Introduction

FigDice is a template rendering system, primarily designed for web applications and the dynamic generation of HTML documents.



Inspired in 2005 by the work of the PHPTAL project, with the use of extended attributes which integrate seamlessly into HTML and make templates useable in WYSIWYG editors, the FigDice project is pioneering in its fundamental use of the inversion of control principle.

FigDice puts the view screens (templates) at the centre of the rendering process. Rather than be a passive receptacle for data prepared by the controller, they actively collect the information the web designer wants to present, directly invoking application services designed for this purpose.



Licence

The FigDice project is free software, licensed under GPL v3, started by Gabriel Zerbib.

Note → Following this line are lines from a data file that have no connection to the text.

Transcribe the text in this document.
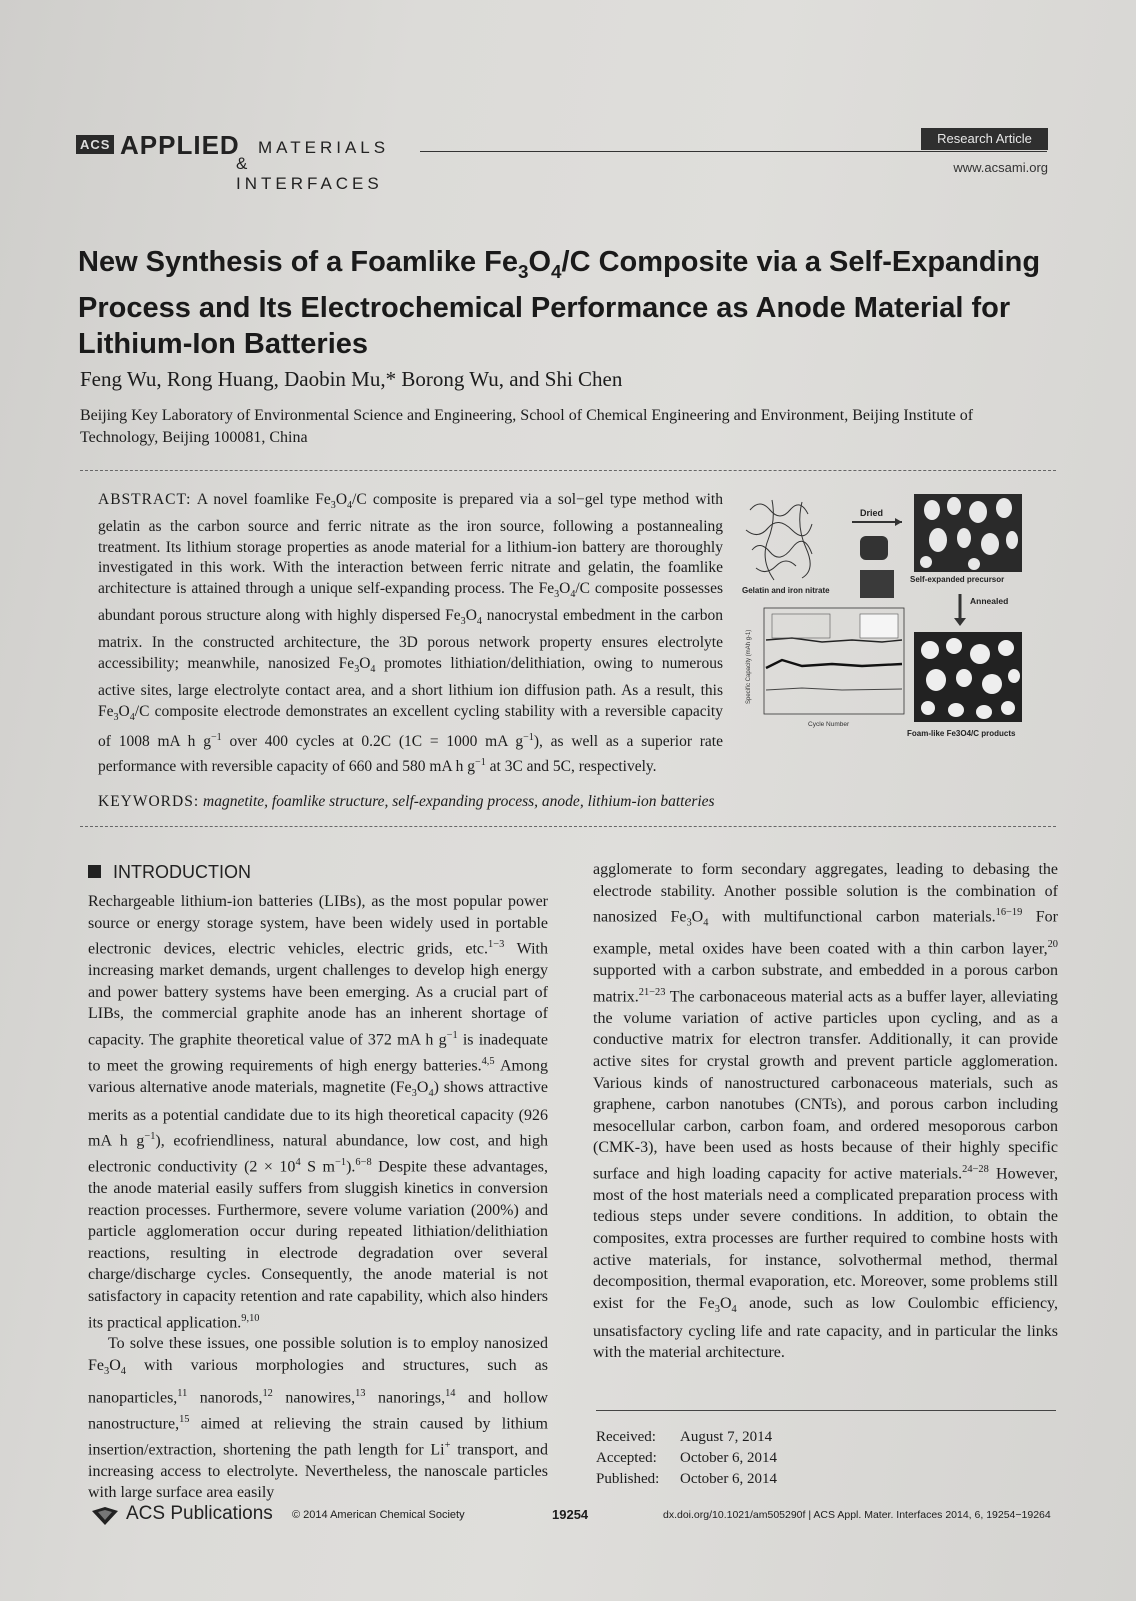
ACS APPLIED MATERIALS
& INTERFACES
Research Article
www.acsami.org
New Synthesis of a Foamlike $Fe_3O_4/C$ Composite via a Self-Expanding Process and Its Electrochemical Performance as Anode Material for Lithium-Ion Batteries
Feng Wu, Rong Huang, Daobin Mu,* Borong Wu, and Shi Chen
Beijing Key Laboratory of Environmental Science and Engineering, School of Chemical Engineering and Environment, Beijing Institute of Technology, Beijing 100081, China
ABSTRACT: A novel foamlike $Fe_3O_4/C$ composite is prepared via a sol−gel type method with gelatin as the carbon source and ferric nitrate as the iron source, following a postannealing treatment. Its lithium storage properties as anode material for a lithium-ion battery are thoroughly investigated in this work. With the interaction between ferric nitrate and gelatin, the foamlike architecture is attained through a unique self-expanding process. The $Fe_3O_4/C$ composite possesses abundant porous structure along with highly dispersed $Fe_3O_4$ nanocrystal embedment in the carbon matrix. In the constructed architecture, the 3D porous network property ensures electrolyte accessibility; meanwhile, nanosized $Fe_3O_4$ promotes lithiation/delithiation, owing to numerous active sites, large electrolyte contact area, and a short lithium ion diffusion path. As a result, this $Fe_3O_4/C$ composite electrode demonstrates an excellent cycling stability with a reversible capacity of 1008 mA h $g^{-1}$ over 400 cycles at 0.2C (1C = 1000 mA $g^{-1}$), as well as a superior rate performance with reversible capacity of 660 and 580 mA h $g^{-1}$ at 3C and 5C, respectively.
Gelatin and iron nitrate
Dried
Self-expanded precursor
Annealed
Foam-like Fe3O4/C products
Specific Capacity (mAh g-1)
Cycle Number
KEYWORDS: magnetite, foamlike structure, self-expanding process, anode, lithium-ion batteries
INTRODUCTION
Rechargeable lithium-ion batteries (LIBs), as the most popular power source or energy storage system, have been widely used in portable electronic devices, electric vehicles, electric grids, etc.$^{1-3}$ With increasing market demands, urgent challenges to develop high energy and power battery systems have been emerging. As a crucial part of LIBs, the commercial graphite anode has an inherent shortage of capacity. The graphite theoretical value of 372 mA h $g^{-1}$ is inadequate to meet the growing requirements of high energy batteries.$^{4,5}$ Among various alternative anode materials, magnetite $(Fe_3O_4)$ shows attractive merits as a potential candidate due to its high theoretical capacity (926 mA h $g^{-1}$), ecofriendliness, natural abundance, low cost, and high electronic conductivity ($2 \times 10^4$ S $m^{-1}).^{6-8}$ Despite these advantages, the anode material easily suffers from sluggish kinetics in conversion reaction processes. Furthermore, severe volume variation (200%) and particle agglomeration occur during repeated lithiation/delithiation reactions, resulting in electrode degradation over several charge/discharge cycles. Consequently, the anode material is not satisfactory in capacity retention and rate capability, which also hinders its practical application.$^{9,10}$
To solve these issues, one possible solution is to employ nanosized $Fe_3O_4$ with various morphologies and structures, such as nanoparticles,$^{11}$ nanorods,$^{12}$ nanowires,$^{13}$ nanorings,$^{14}$ and hollow nanostructure,$^{15}$ aimed at relieving the strain caused by lithium insertion/extraction, shortening the path length for Li+ transport, and increasing access to electrolyte. Nevertheless, the nanoscale particles with large surface area easily
agglomerate to form secondary aggregates, leading to debasing the electrode stability. Another possible solution is the combination of nanosized $Fe_3O_4$ with multifunctional carbon materials.$^{16-19}$ For example, metal oxides have been coated with a thin carbon layer,$^{20}$ supported with a carbon substrate, and embedded in a porous carbon matrix.$^{21-23}$ The carbonaceous material acts as a buffer layer, alleviating the volume variation of active particles upon cycling, and as a conductive matrix for electron transfer. Additionally, it can provide active sites for crystal growth and prevent particle agglomeration. Various kinds of nanostructured carbonaceous materials, such as graphene, carbon nanotubes (CNTs), and porous carbon including mesocellular carbon, carbon foam, and ordered mesoporous carbon (CMK-3), have been used as hosts because of their highly specific surface and high loading capacity for active materials.$^{24-28}$ However, most of the host materials need a complicated preparation process with tedious steps under severe conditions. In addition, to obtain the composites, extra processes are further required to combine hosts with active materials, for instance, solvothermal method, thermal decomposition, thermal evaporation, etc. Moreover, some problems still exist for the $Fe_3O_4$ anode, such as low Coulombic efficiency, unsatisfactory cycling life and rate capacity, and in particular the links with the material architecture.
Received: August 7, 2014
Accepted: October 6, 2014
Published: October 6, 2014
ACS Publications © 2014 American Chemical Society	19254	dx.doi.org/10.1021/am505290f | ACS Appl. Mater. Interfaces 2014, 6, 19254−19264
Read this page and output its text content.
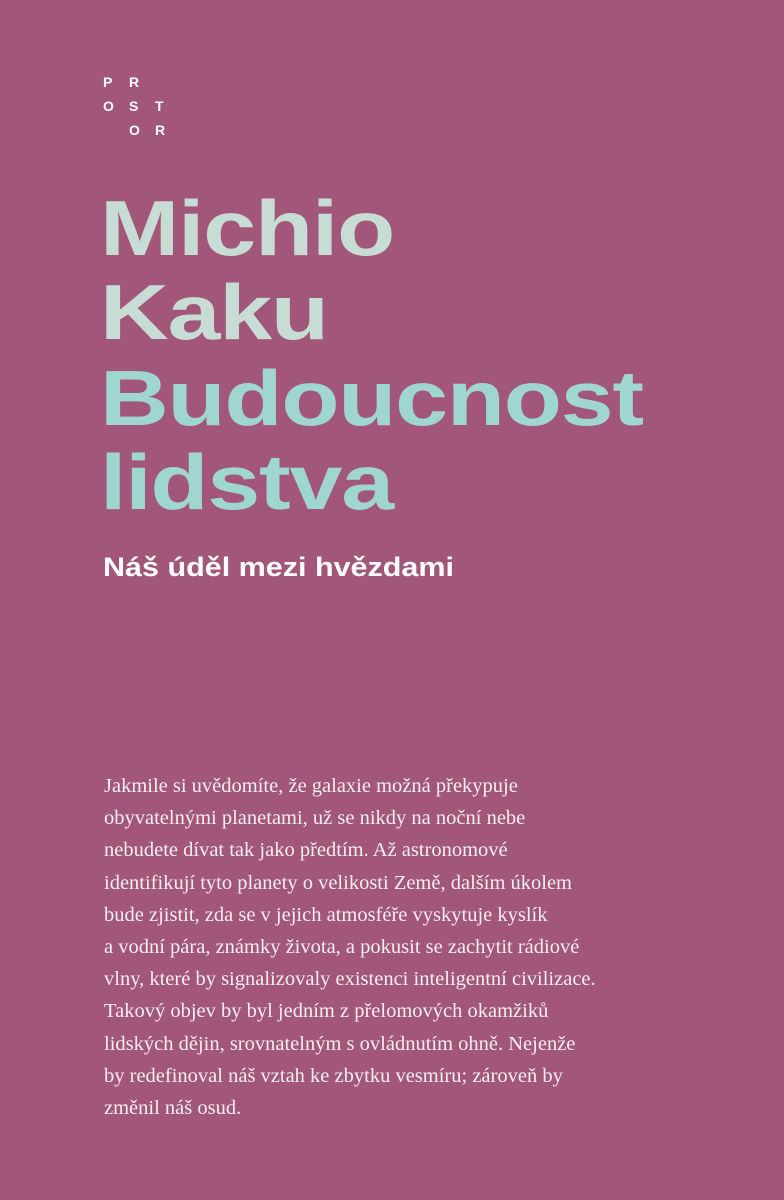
P R
O S T
O R
Michio
Kaku
Budoucnost
lidstva
Náš úděl mezi hvězdami
Jakmile si uvědomíte, že galaxie možná překypuje
obyvatelnými planetami, už se nikdy na noční nebe
nebudete dívat tak jako předtím. Až astronomové
identifikují tyto planety o velikosti Země, dalším úkolem
bude zjistit, zda se v jejich atmosféře vyskytuje kyslík
a vodní pára, známky života, a pokusit se zachytit rádiové
vlny, které by signalizovaly existenci inteligentní civilizace.
Takový objev by byl jedním z přelomových okamžiků
lidských dějin, srovnatelným s ovládnutím ohně. Nejenže
by redefinoval náš vztah ke zbytku vesmíru; zároveň by
změnil náš osud.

GPL v3 open source initiative

Target users

FigDice is aimed at developers and Web designers working together as a team. The system, which respects the strict separation between presentation and logic, places Web design at the centre of the production of views, by giving greater importance to the design of near-functional Web templates by the designer.

If you are tired of writing templates which look nothing like HTML and which give too much space to pseudo-code, in applications which require that their controllers or logic layers have complete knowledge of every view to be produced, then FigDice is for you!

Fundamental principle

The fundamental principle of FigDice is to make the view itself responsible for calling the data it needs. This means FigDice places the view at the centre of the application and only the screens know the services invoked to produce them.

The controller no longer reassembles the data from the various services to inject them into a template - the template itself invokes the services, manipulates their data and decides which are to be presented and how.

Architecture

On the application diagram, FigDice is located at the level of the view and presentation layers. The controller layer is generally where the FigDice View object must be constructed.

FigDice architecture

The elements (factories) necessary to make this object autonomous are passed to it so that, when rendered by the engine, it can obtain itself the data to be presented by the resulting page.

The FigDice concept applies the inversion of control principle in relation to data providers. The controller, via the objects factory, provides the view with access to the loading and on-demand instantiation to data supply services (feed), which encapsulate the access to the database and all other application resources (session, etc.).

Formalism and methodology

FigDice defines a simple notation based on XML tags and attributes, allowing the engine, using source files very close to the target HTML, to produce the rendering, dynamically enhanced by the Web application's services and presentation layers.

FigDice is independent of the programming language and the FigDice XML files are portable across its implementations.

The principle involves producing near-functional HTML templates, representing the screens as they should appear to the user, but containing arbitrary data in the place of the dynamic content to be added by the application (such as the items in a shopping basket). Using these templates, you transform the HTML into a valid XML document using a range of attributes and tags with the « fig: » namespace, whose role is to drive the rendering engine (conditions, loops, data, inclusions, etc.).

The data providers (feed) are invoked directly from the XML by instantiation of classes, to which access is provided by factories. These providers respond to the view of structured collections of data, which the view can use according to a formalism independent of the programming language and in complete safety.

Language and integration

FigDice is above all a concept, a notation and a methodology for constructing web applications. The templates use a simple formalism specific to FigDice and are independent of any programming language.

The engine that produces the rendering can be implemented in a wide range of languages, and integrates well into all environments.

A PHP implementation of the FigDice engine is currently available on this site.

The FigDice community would be pleased to welcome implementations in any other language or proposed upgrades and contributions to the existing PHP implementation.